Солдат выпроводил их со двора. Ивана пугало, что Маркушка дрожит, держится за него и не плачет.
— Ничего, ничего, теперь домой, домой…
Маркушка будто ждал этих слов и заторопился:
— Скорее идем, скорее…
На рынке Иван променял кошелку на хлеб и помидоры, свернул на дорогу к горам и, когда город остался сзади, спросил:
— Тебя били?
— Нет, не знаю, — шепнул Маркушка.
— Что с тобой было?
— Ничего не знаю.
— Откуда тебя привели?
— Не знаю…
— Да ты что? Не велели правды говорить? Да?
— Ну да, стращали, грозили: все, говорят, услышим, если скажешь, и опять запрем.
— Во-о, и меня стращали. Бери, ешь…
Маркушка отстранил хлеб и толкнул Ивана в бок:
— Тес, вон идет какой-то.
За ними час за часом шел и насвистывал стражник.
Маркушка косился на него, облизывал шершавые губы, обливался потом, но отдыхать не хотел. Иван свел его с дороги и усадил на камень. Стражник на ходу как бы накололся на них глазами а тенге сел:
— Ну и жара.
— А ты, добрый человек, куда идешь?
— Я-далеко.
— А куда? Ты скажи правду…
— А ты что, поп или бог, что тебе правду надо говорить? Ишь, чего захотел-правды…
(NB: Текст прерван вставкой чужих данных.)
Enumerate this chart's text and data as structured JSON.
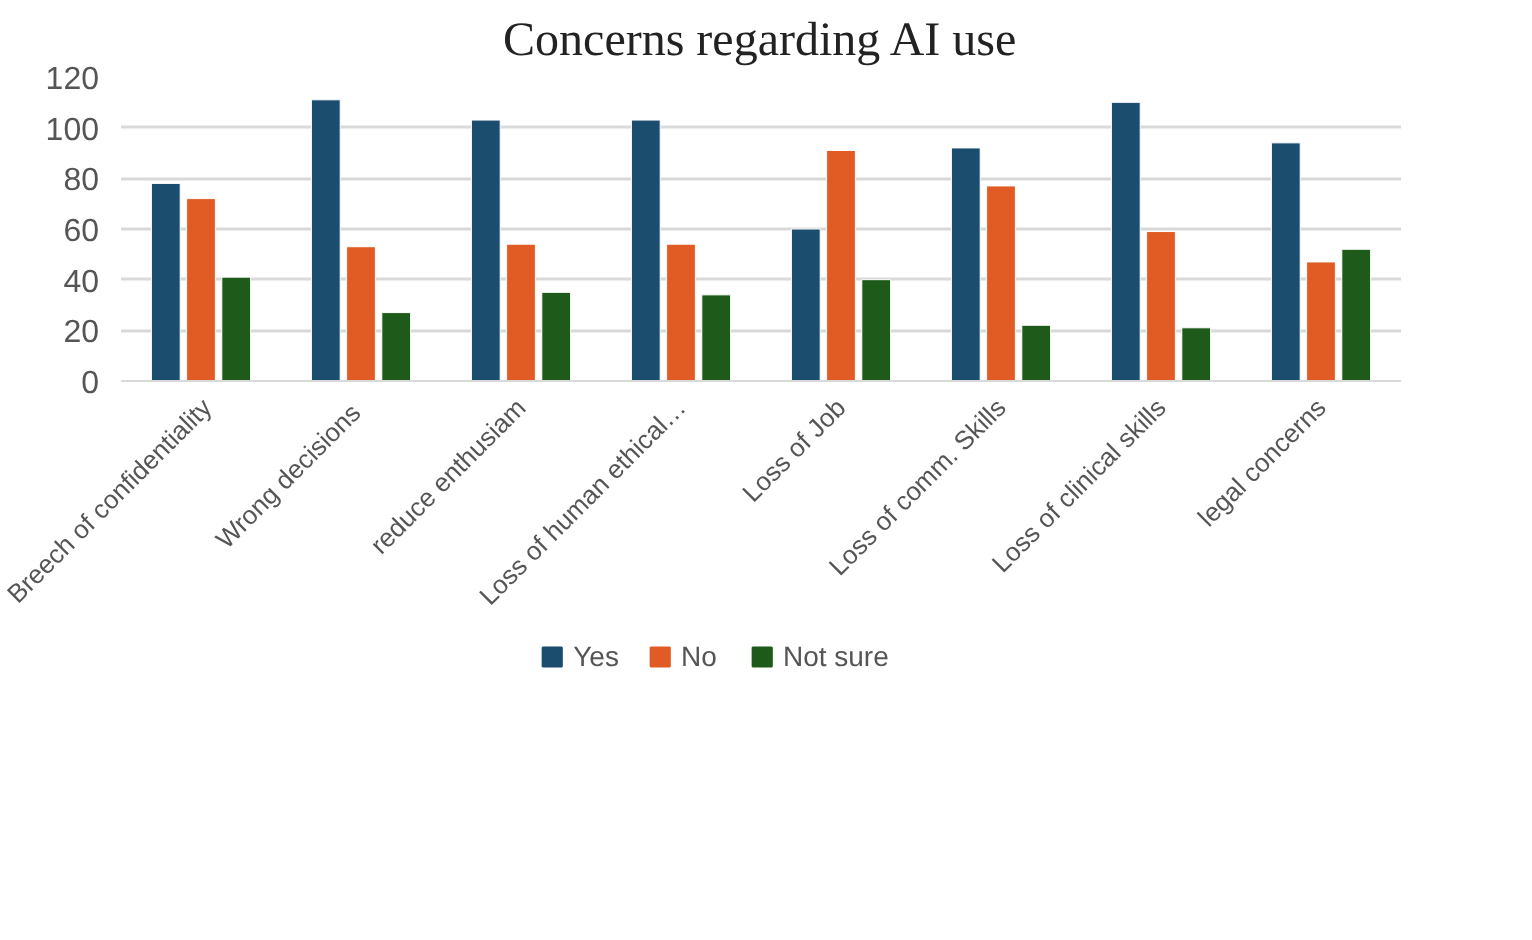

Маркушку трясла та самая лихорадка, которая обжигает все кровинки и которую можно только выплакать.
Место, где он даст волю слезам, было еще далеко. Там он наплачется, уснет на теплых руках матери, и вес, казалось ему, кончится. Он не ел, торопился, ночью разбудил Ивана и указал на спящего стражника:
— Идем, тес, пусть чорт спит.
Иван подчинился Маркушке, и стражник догнал их, когда из-за гор показалась мреющая крышами знакомая долина.